In short, I was exposed to a widely diverse student population in a setting that practically demanded that I maintain a first name basis with everybody on campus. With less than a thousand full time students, and a twenty-two acre campus, it was impossible not to know each other.
I made friends with people who were, literally, from every continent in the world, except Antarctica. And some of my acquaintances that majored in biology went on to Antarctica after finishing. I had the only pair of cowboy boots on campus.
The Carolina piedmont is vastly different from South Georgia. For one thing, it gets cold in September and doesn’t warm up again until April. It also rains a lot. A LOT.
For another thing, the water tastes funny. I used to have dreams about the well water back home. There aren’t very many dirt roads in the Carolina piedmont, and believe me, I looked. They make up for the shortage of dirt roads by having lots of snow, so people can still experience sliding into ditches and trees without having to be way out in the country where no one can help them.
The main thing I learned at Presbyterian College was that I wanted to go home to South Georgia to live.

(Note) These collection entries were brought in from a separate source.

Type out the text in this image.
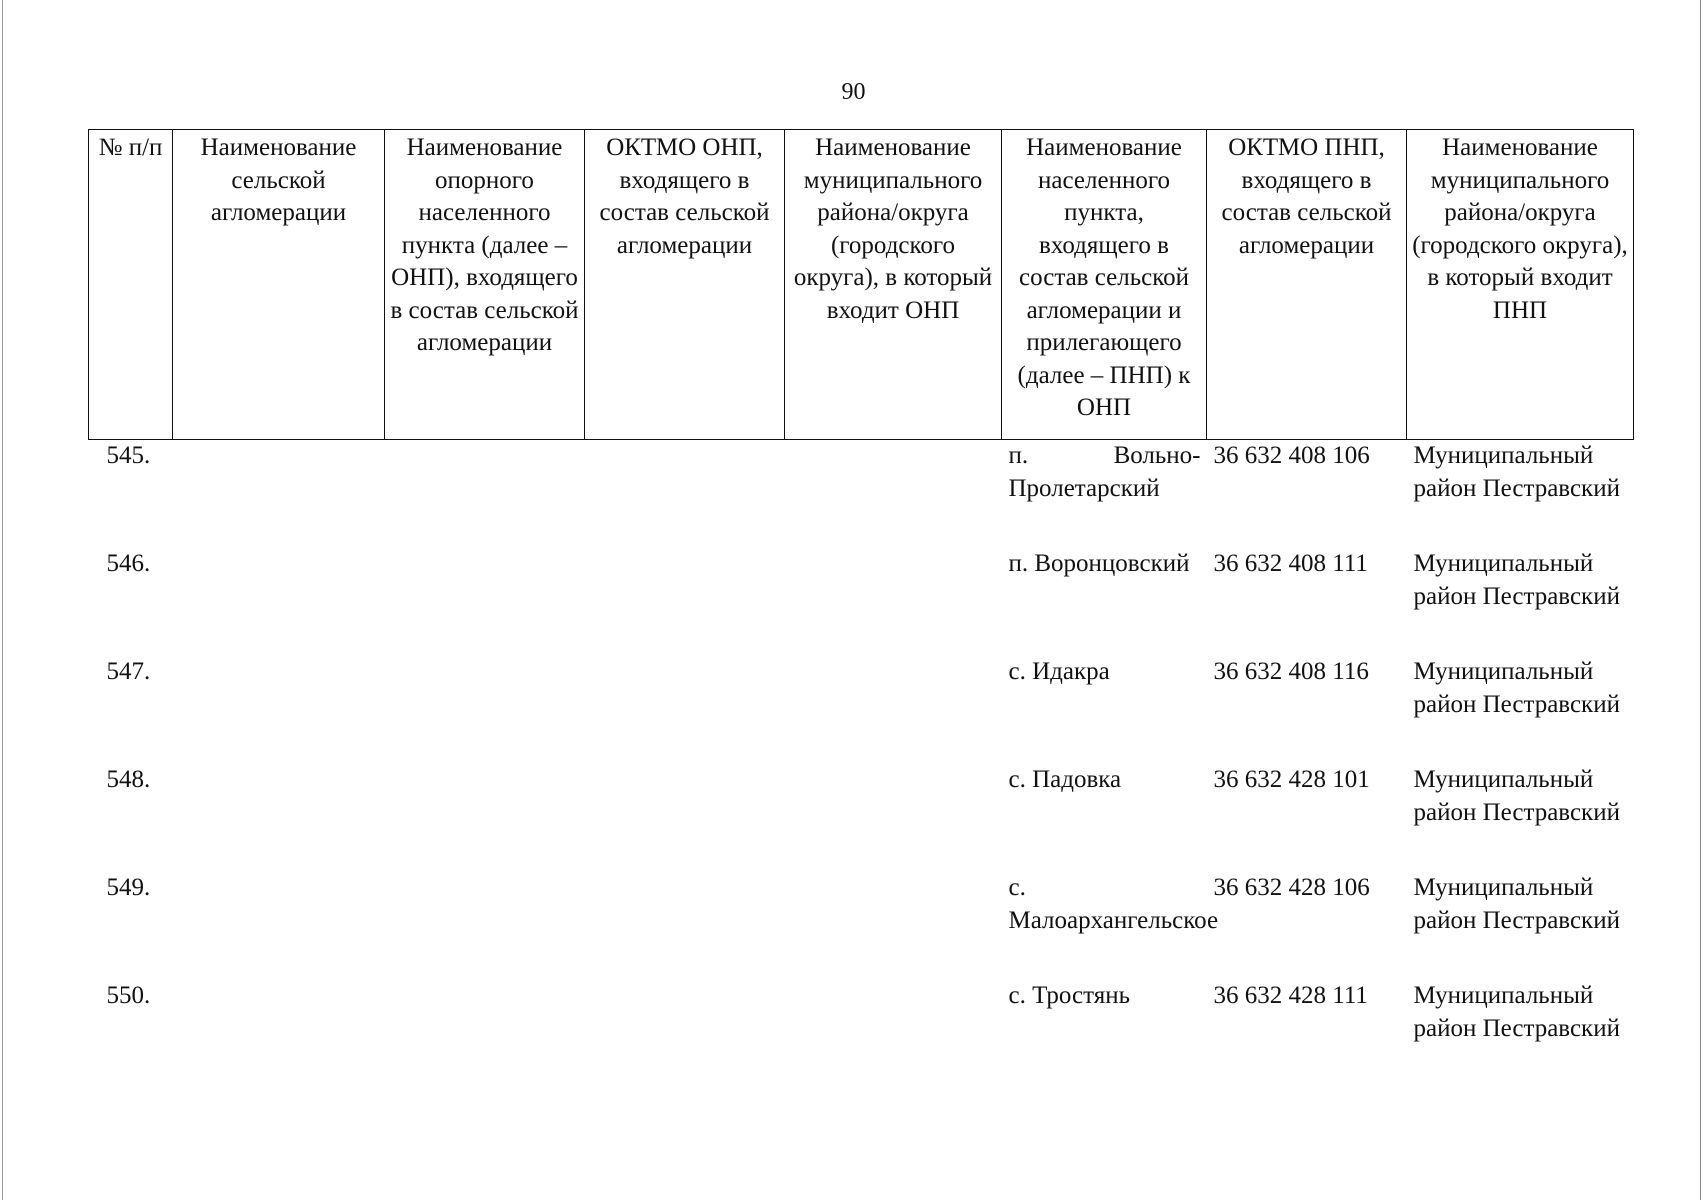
90
№ п/п	Наименование сельской агломерации	Наименование опорного населенного пункта (далее – ОНП), входящего в состав сельской агломерации	ОКТМО ОНП, входящего в состав сельской агломерации	Наименование муниципального района/округа (городского округа), в который входит ОНП	Наименование населенного пункта, входящего в состав сельской агломерации и прилегающего (далее – ПНП) к ОНП	ОКТМО ПНП, входящего в состав сельской агломерации	Наименование муниципального района/округа (городского округа), в который входит ПНП
545.					п. Вольно-Пролетарский	36 632 408 106	Муниципальный район Пестравский
546.					п. Воронцовский	36 632 408 111	Муниципальный район Пестравский
547.					с. Идакра	36 632 408 116	Муниципальный район Пестравский
548.					с. Падовка	36 632 428 101	Муниципальный район Пестравский
549.					с. Малоархангельское	36 632 428 106	Муниципальный район Пестравский
550.					с. Тростянь	36 632 428 111	Муниципальный район Пестравский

After I learned to quit wearing my cowboy boots in public, I found out that there were lots of advantages to being “off at school.” For one thing, that five hour drive which kept me from zipping home for the weekend also kept my parents from zipping over to snatch a knot in my butt whenever I got a low mark on an exam. How convenient.
Another positive was the Hound’s Tooth lounge, which offered, among other recreational choices, billiards, bumper pool, pinball, and draft beer for two bucks a pitcher. Except for Thursday night, Ladies Night, when draft was a buck a pitcher and ladies were…..well, some things are better left unsaid.
The down side to all this was the class work. As a freshman, and a second-class citizen, I suffered through English literature, mathematics, physical education, biology, and religion. Yes, Religion. Religion 101, Old Testament Survey and Religion 102, New Testament Survey were required courses.
My freshman adviser, Mr. Tom Stallworth, was also my professor for Religion 101 and 102. He was keenly aware of my desire to major in business administration. Once, on an essay question, I misspelled the word “burro” and spelled it instead as “burrow”.
Mr. Stallworth’s correction still reverberates in my mind. “Clay, a burrow is a hole in the ground. The word you intended was ‘burro’, which is an ass. As a prospective business major, you will be expected to know the difference.”